I have found the solution. The Problem is indeed in the part where I calculate the weights. Specifically in:

np.sum([(y[d]-np.dot(w_old.T,x[d,:]))*x[d,:] for d in range(np.shape(x)[0])])

which should be like:

np.sum([-(y[d]-np.dot(w.T.copy(),x[d,:]))*x[d,:].reshape(np.shape(w)) for d in range(len(x))],axis=0)

We have to add np.sum(axis=0) to get the dimensionality we want --> Dimensionality must be equal to w. The numpy sum documentation sais

The default, axis=None, will sum all of the elements of the input array.

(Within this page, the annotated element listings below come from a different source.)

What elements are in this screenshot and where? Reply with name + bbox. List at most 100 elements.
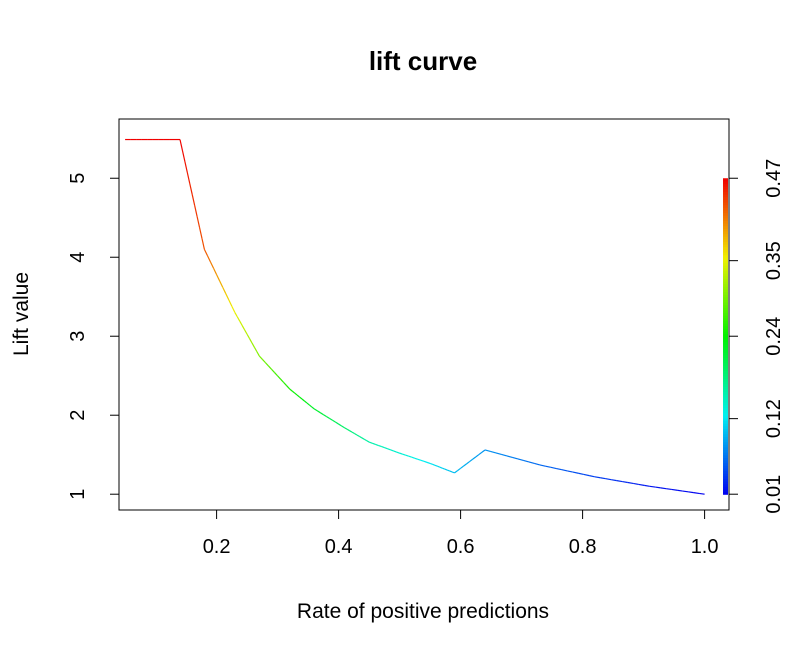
lift-curve-segment [323, 414, 327, 417]
lift-curve-segment [528, 461, 535, 465]
lift-curve-segment [304, 400, 308, 404]
color-scale-swatch [723, 233, 728, 237]
lift-curve-segment [545, 465, 552, 468]
lift-curve-segment [268, 365, 272, 370]
lift-curve-segment [179, 139, 184, 151]
color-scale-swatch [723, 359, 728, 364]
lift-curve-segment [289, 388, 293, 392]
lift-curve-segment [523, 459, 530, 463]
lift-curve-segment [638, 483, 645, 486]
color-scale-swatch [723, 488, 728, 493]
lift-curve-segment [583, 473, 590, 477]
lift-curve-segment [572, 471, 579, 474]
lift-curve-segment [194, 205, 198, 217]
lift-curve-segment [239, 320, 243, 326]
color-scale-swatch [723, 431, 728, 435]
color-scale-swatch [723, 183, 728, 187]
color-scale-swatch [723, 223, 728, 227]
color-scale-swatch [723, 307, 728, 311]
color-scale-swatch [723, 288, 728, 293]
lift-curve-segment [296, 394, 300, 398]
color-scale-swatch [723, 230, 728, 235]
color-scale-swatch [723, 330, 728, 335]
lift-curve-segment [481, 449, 486, 453]
color-scale-swatch [723, 425, 728, 429]
color-scale-swatch [723, 323, 728, 327]
color-scale-swatch [723, 188, 728, 193]
lift-curve-segment [402, 453, 406, 456]
lift-curve-segment [622, 480, 628, 484]
lift-curve-segment [203, 249, 208, 256]
color-scale-swatch [723, 407, 728, 411]
color-scale-swatch [723, 180, 728, 185]
lift-curve-segment [299, 396, 303, 400]
color-scale-swatch [723, 449, 728, 453]
color-scale-swatch [723, 436, 728, 440]
lift-curve-segment [228, 299, 233, 307]
color-scale-swatch [723, 196, 728, 200]
color-scale-swatch [723, 178, 728, 182]
color-scale-swatch [723, 367, 728, 372]
lift-curve-segment [495, 452, 502, 456]
lift-curve-segment [627, 481, 634, 485]
lift-curve-segment [381, 445, 385, 449]
color-scale-swatch [723, 259, 728, 264]
color-scale-swatch [723, 338, 728, 343]
lift-curve-segment [301, 398, 305, 402]
color-scale-swatch [723, 417, 728, 422]
lift-curve-segment [463, 463, 468, 467]
lift-curve-segment [439, 466, 443, 469]
lift-curve-segment [390, 449, 394, 452]
lift-curve-segment [644, 484, 650, 487]
x-tick-label: 1.0 [691, 536, 719, 558]
color-scale-swatch [723, 286, 728, 290]
lift-curve-segment [366, 440, 370, 443]
color-scale-swatch [723, 475, 728, 480]
color-scale-swatch [723, 478, 728, 482]
lift-curve-segment [241, 325, 246, 331]
lift-curve-segment [249, 338, 253, 344]
lift-curve-segment [351, 431, 355, 435]
color-scale-swatch [723, 304, 728, 308]
color-tick-label: 0.12 [763, 399, 785, 438]
color-scale-swatch [723, 220, 728, 224]
lift-curve-segment [236, 316, 241, 322]
lift-curve-segment [660, 487, 667, 490]
lift-curve-segment [478, 451, 483, 456]
lift-curve-segment [396, 451, 400, 454]
color-scale-swatch [723, 454, 728, 458]
color-scale-swatch [723, 309, 728, 314]
lift-curve-segment [693, 492, 700, 495]
lift-curve-segment [444, 468, 448, 471]
lift-curve-segment [244, 329, 248, 335]
lift-curve-segment [363, 438, 367, 442]
lift-curve-segment [460, 465, 465, 469]
color-scale-swatch [723, 320, 728, 324]
color-scale-swatch [723, 404, 728, 408]
lift-curve-segment [539, 464, 546, 467]
lift-curve-segment [589, 475, 595, 478]
color-scale-swatch [723, 465, 728, 469]
color-scale-swatch [723, 396, 728, 401]
color-scale-swatch [723, 388, 728, 393]
color-scale-swatch [723, 357, 728, 361]
lift-curve-segment [319, 412, 324, 416]
lift-curve-segment [286, 385, 291, 390]
color-scale-swatch [723, 273, 728, 277]
lift-curve-segment [677, 489, 683, 492]
lift-curve-segment [311, 406, 315, 410]
color-scale-swatch [723, 215, 728, 219]
color-scale-swatch [723, 365, 728, 369]
lift-curve-segment [387, 448, 391, 451]
lift-curve-segment [671, 488, 678, 491]
color-scale-swatch [723, 380, 728, 385]
color-scale-swatch [723, 328, 728, 332]
lift-curve-segment [332, 419, 336, 423]
lift-curve-segment [411, 456, 416, 459]
lift-curve-segment [374, 443, 379, 446]
color-scale-swatch [723, 446, 728, 451]
color-scale-swatch [723, 362, 728, 366]
color-scale-swatch [723, 312, 728, 316]
color-scale-swatch [723, 257, 728, 261]
lift-curve-segment [338, 423, 342, 427]
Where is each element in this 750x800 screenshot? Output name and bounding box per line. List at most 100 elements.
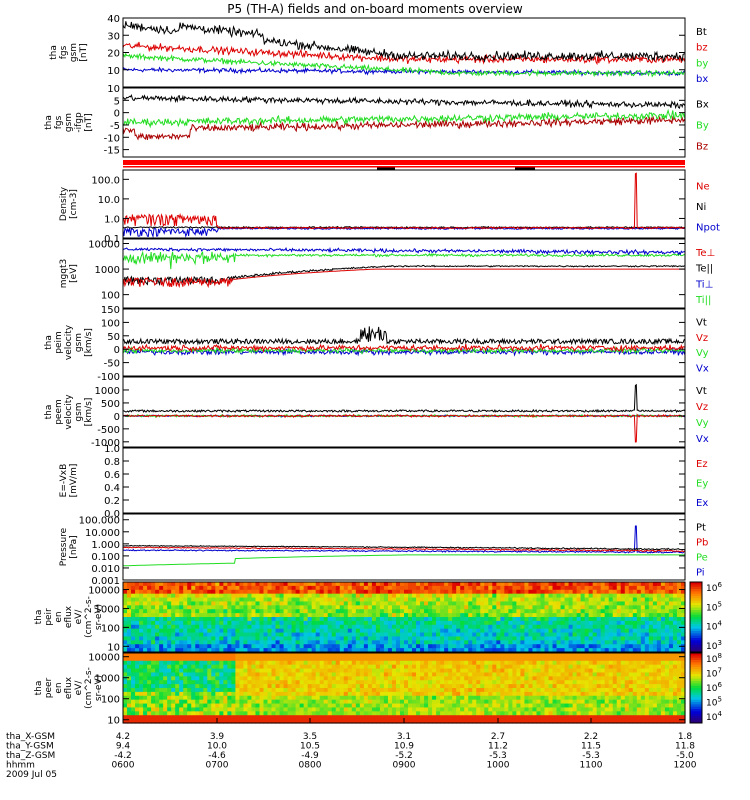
heatmap-cell bbox=[315, 668, 321, 674]
heatmap-cell bbox=[516, 688, 522, 693]
heatmap-cell bbox=[367, 664, 373, 670]
heatmap-cell bbox=[416, 585, 421, 591]
heatmap-cell bbox=[568, 632, 574, 638]
heatmap-cell bbox=[436, 660, 441, 666]
heatmap-cell bbox=[568, 691, 574, 697]
heatmap-cell bbox=[556, 699, 562, 705]
heatmap-cell bbox=[243, 632, 249, 638]
heatmap-cell bbox=[347, 660, 353, 666]
heatmap-cell bbox=[283, 680, 289, 685]
heatmap-cell bbox=[307, 668, 313, 674]
heatmap-cell bbox=[548, 648, 554, 653]
heatmap-cell bbox=[231, 632, 236, 638]
heatmap-cell bbox=[564, 715, 570, 720]
heatmap-cell bbox=[123, 715, 128, 720]
heatmap-cell bbox=[524, 648, 530, 653]
heatmap-cell bbox=[596, 585, 602, 591]
heatmap-cell bbox=[492, 589, 497, 595]
heatmap-cell bbox=[516, 605, 522, 610]
heatmap-cell bbox=[159, 589, 164, 595]
heatmap-cell bbox=[327, 605, 333, 610]
heatmap-cell bbox=[291, 699, 297, 705]
heatmap-cell bbox=[295, 624, 301, 630]
y-axis-label-line: tha bbox=[44, 335, 54, 350]
heatmap-cell bbox=[347, 719, 353, 724]
heatmap-cell bbox=[520, 593, 526, 599]
heatmap-cell bbox=[456, 617, 461, 622]
heatmap-cell bbox=[424, 711, 429, 716]
heatmap-cell bbox=[600, 644, 606, 649]
heatmap-cell bbox=[428, 609, 433, 614]
heatmap-cell bbox=[660, 632, 666, 638]
heatmap-cell bbox=[636, 628, 642, 634]
heatmap-cell bbox=[351, 672, 357, 677]
heatmap-cell bbox=[287, 624, 293, 630]
heatmap-cell bbox=[151, 656, 156, 662]
heatmap-cell bbox=[616, 632, 622, 638]
heatmap-cell bbox=[135, 680, 140, 685]
heatmap-cell bbox=[259, 676, 265, 681]
heatmap-cell bbox=[528, 703, 534, 709]
heatmap-cell bbox=[464, 644, 469, 649]
heatmap-cell bbox=[592, 597, 598, 603]
heatmap-cell bbox=[211, 640, 216, 645]
heatmap-cell bbox=[504, 664, 509, 670]
heatmap-cell bbox=[131, 589, 136, 595]
heatmap-cell bbox=[151, 653, 156, 658]
heatmap-cell bbox=[275, 589, 281, 595]
heatmap-cell bbox=[516, 582, 522, 587]
heatmap-cell bbox=[468, 699, 473, 705]
heatmap-cell bbox=[367, 617, 373, 622]
heatmap-cell bbox=[648, 648, 654, 653]
heatmap-cell bbox=[540, 597, 546, 603]
heatmap-cell bbox=[315, 715, 321, 720]
heatmap-cell bbox=[375, 711, 381, 716]
heatmap-cell bbox=[440, 707, 445, 712]
heatmap-cell bbox=[391, 668, 397, 674]
heatmap-cell bbox=[387, 624, 393, 630]
heatmap-cell bbox=[131, 656, 136, 662]
heatmap-cell bbox=[564, 684, 570, 689]
heatmap-cell bbox=[315, 613, 321, 618]
heatmap-cell bbox=[339, 664, 345, 670]
heatmap-cell bbox=[139, 688, 144, 693]
heatmap-cell bbox=[560, 703, 566, 709]
heatmap-cell bbox=[584, 672, 590, 677]
heatmap-cell bbox=[195, 582, 200, 587]
heatmap-cell bbox=[167, 664, 172, 670]
heatmap-cell bbox=[468, 684, 473, 689]
heatmap-cell bbox=[448, 680, 453, 685]
heatmap-cell bbox=[323, 589, 329, 595]
heatmap-cell bbox=[315, 676, 321, 681]
heatmap-cell bbox=[624, 620, 630, 626]
heatmap-cell bbox=[211, 653, 216, 658]
heatmap-cell bbox=[295, 715, 301, 720]
heatmap-cell bbox=[404, 620, 409, 626]
heatmap-cell bbox=[580, 640, 586, 645]
heatmap-cell bbox=[596, 589, 602, 595]
heatmap-cell bbox=[395, 632, 401, 638]
heatmap-cell bbox=[512, 715, 517, 720]
legend-Bz: Bz bbox=[696, 142, 708, 153]
y-tick-label: 500 bbox=[101, 399, 120, 410]
heatmap-cell bbox=[275, 668, 281, 674]
heatmap-cell bbox=[191, 672, 196, 677]
heatmap-cell bbox=[424, 719, 429, 724]
heatmap-cell bbox=[211, 628, 216, 634]
heatmap-cell bbox=[267, 617, 273, 622]
heatmap-cell bbox=[339, 601, 345, 606]
heatmap-cell bbox=[171, 660, 176, 666]
heatmap-cell bbox=[355, 613, 361, 618]
heatmap-cell bbox=[175, 695, 180, 701]
heatmap-cell bbox=[299, 585, 305, 591]
heatmap-cell bbox=[379, 593, 385, 599]
colorbar-segment bbox=[690, 617, 702, 620]
heatmap-cell bbox=[532, 676, 538, 681]
heatmap-cell bbox=[520, 707, 526, 712]
heatmap-cell bbox=[335, 676, 341, 681]
heatmap-cell bbox=[456, 636, 461, 641]
heatmap-cell bbox=[464, 688, 469, 693]
heatmap-cell bbox=[383, 680, 389, 685]
heatmap-cell bbox=[548, 715, 554, 720]
heatmap-cell bbox=[512, 711, 517, 716]
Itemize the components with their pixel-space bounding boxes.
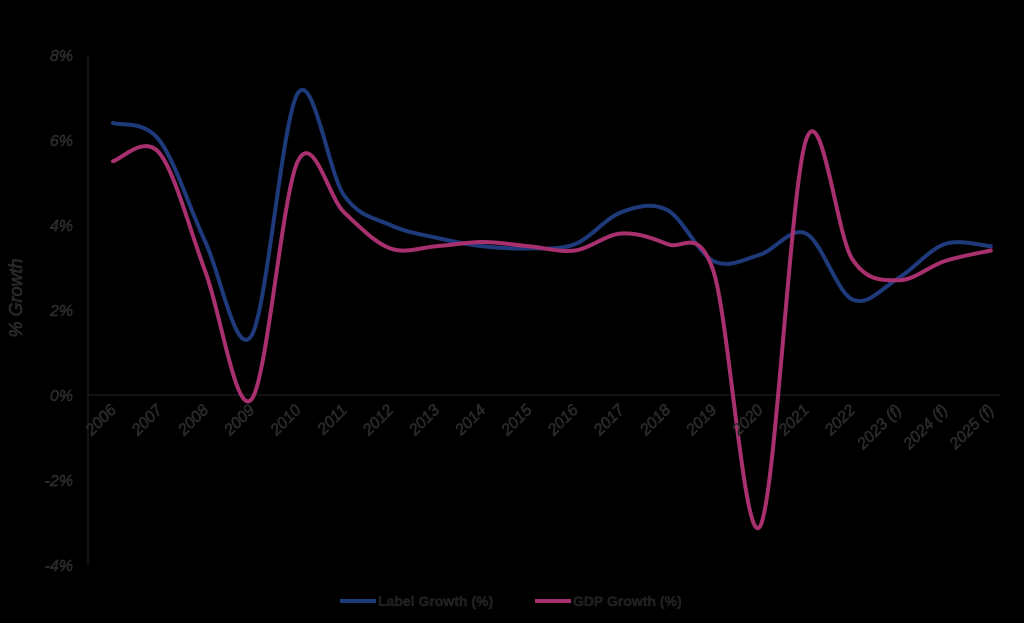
x-tick-labels: 2006 2007 2008 2009 2010 2011 2012 2013 2014 2015… (82, 401, 998, 454)
x-tick-label: 2013 (405, 402, 443, 440)
legend-item: GDP Growth (%) (535, 593, 682, 609)
data-point (620, 211, 622, 214)
data-point (343, 211, 345, 214)
x-tick-label: 2023 (f) (854, 402, 906, 454)
data-point (297, 160, 299, 163)
y-tick-label: 6% (50, 133, 73, 150)
x-tick-label: 2010 (267, 402, 305, 440)
y-axis-title: % Growth (6, 258, 26, 337)
data-point (204, 241, 207, 243)
legend-item: Label Growth (%) (340, 593, 493, 609)
data-point (435, 236, 438, 239)
data-point (574, 249, 576, 252)
data-point (943, 260, 946, 262)
data-point (481, 245, 484, 248)
data-point (158, 151, 160, 154)
data-point (343, 194, 345, 197)
data-point (481, 241, 484, 243)
data-point (250, 334, 253, 337)
y-tick-labels: -4% -2% 0% 2% 4% 6% 8% (44, 48, 73, 575)
data-point (297, 92, 299, 95)
data-point (389, 247, 392, 250)
data-point (158, 139, 160, 141)
data-point (435, 245, 438, 248)
series-gdp-growth (111, 129, 993, 531)
x-tick-label: 2008 (174, 402, 212, 440)
series-label-growth (111, 88, 993, 342)
y-tick-label: 0% (50, 388, 73, 405)
series-line (111, 129, 993, 531)
data-point (574, 243, 576, 245)
data-point (112, 122, 114, 124)
data-point (805, 232, 807, 235)
y-tick-label: 2% (49, 303, 73, 320)
data-point (990, 245, 992, 248)
x-tick-label: 2025 (f) (946, 402, 998, 454)
y-tick-label: 8% (50, 48, 73, 65)
x-tick-label: 2021 (775, 402, 813, 440)
x-tick-label: 2016 (544, 402, 582, 440)
x-tick-label: 2015 (498, 402, 536, 440)
data-point (712, 270, 715, 273)
x-tick-label: 2024 (f) (900, 402, 952, 454)
x-tick-label: 2022 (821, 402, 859, 440)
data-point (712, 260, 715, 262)
legend: Label Growth (%) GDP Growth (%) (340, 593, 682, 609)
data-point (528, 245, 530, 248)
data-point (112, 160, 114, 163)
x-tick-label: 2018 (636, 402, 674, 440)
x-tick-label: 2017 (590, 401, 629, 440)
data-point (666, 209, 669, 211)
data-point (620, 232, 622, 235)
x-tick-label: 2014 (452, 402, 490, 440)
data-point (204, 270, 207, 273)
data-point (250, 398, 253, 401)
data-point (759, 253, 761, 256)
data-point (389, 224, 392, 226)
y-tick-label: -4% (45, 558, 73, 575)
x-tick-label: 2007 (128, 401, 167, 440)
x-tick-label: 2011 (314, 402, 351, 439)
y-tick-label: -2% (45, 473, 73, 490)
x-tick-label: 2012 (359, 402, 397, 440)
series-line (111, 88, 993, 342)
data-point (666, 243, 669, 245)
chart-series (111, 88, 993, 531)
y-tick-label: 4% (50, 218, 73, 235)
data-point (851, 298, 853, 301)
x-tick-label: 2009 (221, 402, 259, 440)
data-point (943, 243, 946, 245)
data-point (851, 258, 853, 260)
data-point (990, 249, 992, 252)
data-point (759, 525, 761, 528)
data-point (897, 279, 900, 282)
x-tick-label: 2019 (683, 402, 721, 440)
legend-label: Label Growth (%) (378, 593, 493, 609)
legend-label: GDP Growth (%) (573, 593, 682, 609)
data-point (805, 139, 807, 141)
chart-axes (87, 55, 1000, 565)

This is not what we want to achieve. Adding axis = 0 sums over the first axis of our array which is of dimensionality (100,7,1) hence the 100 elements of dimensionality (7,1) are summed up and the resulting array is of dimensionality (7,1) which is exactly what we want. Implementing this and cleaning up the code yields:

import numpy as np
import matplotlib.pyplot as plt
import scipy.linalg
from sklearn.preprocessing import PolynomialFeatures
from sklearn.preprocessing import MinMaxScaler
np.random.seed(seed=42)


def create_data():
    x = PolynomialFeatures(degree=6).fit_transform(np.linspace(-2,2,100).reshape(100,-1))
    x[:,1:] = MinMaxScaler(feature_range=(-2,2),copy=False).fit_transform(x[:,1:])
    l = lambda x_i: np.cos(0.8*np.pi*x_i)
    data = l(x[:,1])
    noise = np.random.normal(0,0.1,size=np.shape(data))
    y = data+noise
    y= y.reshape(100,1)
    # Normalize Data
    return {'x':x,'y':y}

def plot_function(x,y,w,Error,w_s):
    fig,ax = plt.subplots(nrows=1,ncols=2,figsize=(40,10))
    ax[0].plot(x[:,1],[np.cos(0.8*np.pi*x_i) for x_i in x[:,1]],c='lightgreen',linewidth=3,zorder=0)
    ax[0].scatter(x[:,1],y)
    ax[0].plot(x[:,1],np.dot(x,w))
    ax[0].set_title('Function')
    ax[1].scatter(range(iterations),Error)
    ax[1].set_title('Error')



    plt.show()



# initialize variables
data = create_data()
x = data['x']
y = data['y']
w = np.random.normal(size=(np.shape(x)[1],1))
eta = 0.1
iterations = 10000
batch = 10



def stochastic_gradient_descent(x,y,w,eta):
    derivative = -(y-np.dot(w.T,x))*x.reshape(np.shape(w))
    return eta*derivative


def batch_gradient_descent(x,y,w,eta):
    derivative = np.sum([-(y[d]-np.dot(w.T.copy(),x[d,:]))*x[d,:].reshape(np.shape(w)) for d in range(len(x))],axis=0)
    return eta*(1/len(x))*derivative


def mini_batch_gradient_descent(x,y,w,eta,batch):
    gradient_sum = np.zeros(shape=np.shape(w))
    for b in range(batch):
        choice = np.random.choice(list(range(len(x))))
        gradient_sum += -(y[choice]-np.dot(w.T,x[choice,:]))*x[choice,:].reshape(np.shape(w))
        return eta*(1/batch)*gradient_sum

# Update w
w_s = []
Error = []
for i in range(iterations):
    # Calculate error
    error = (1/2)*np.sum([(y[i]-np.dot(w.T,x[i,:]))**2 for i in range(len(x))])
    Error.append(error)
    # Stochastic Gradient Descent
    """
    for d in range(len(x)):
        w-= stochastic_gradient_descent(x[d,:],y[d],w,eta)
        w_s.append(w.copy())
    """
    # Minibatch Gradient Descent
    """
    w-= mini_batch_gradient_descent(x,y,w,eta,batch)
    """

    # Batch Gradient Descent

    w -= batch_gradient_descent(x,y,w,eta)




# Show predicted weights
print(w_s)

# Plot the predicted function and the Error
plot_function(x,y,w,Error,w_s)

As result we receive: enter image description here

Which surely can be improved by altering eta and the number of iterations as well as switching to Stochastic or Mini Batch Gradient Descent or more sophisticated optimization algorithms.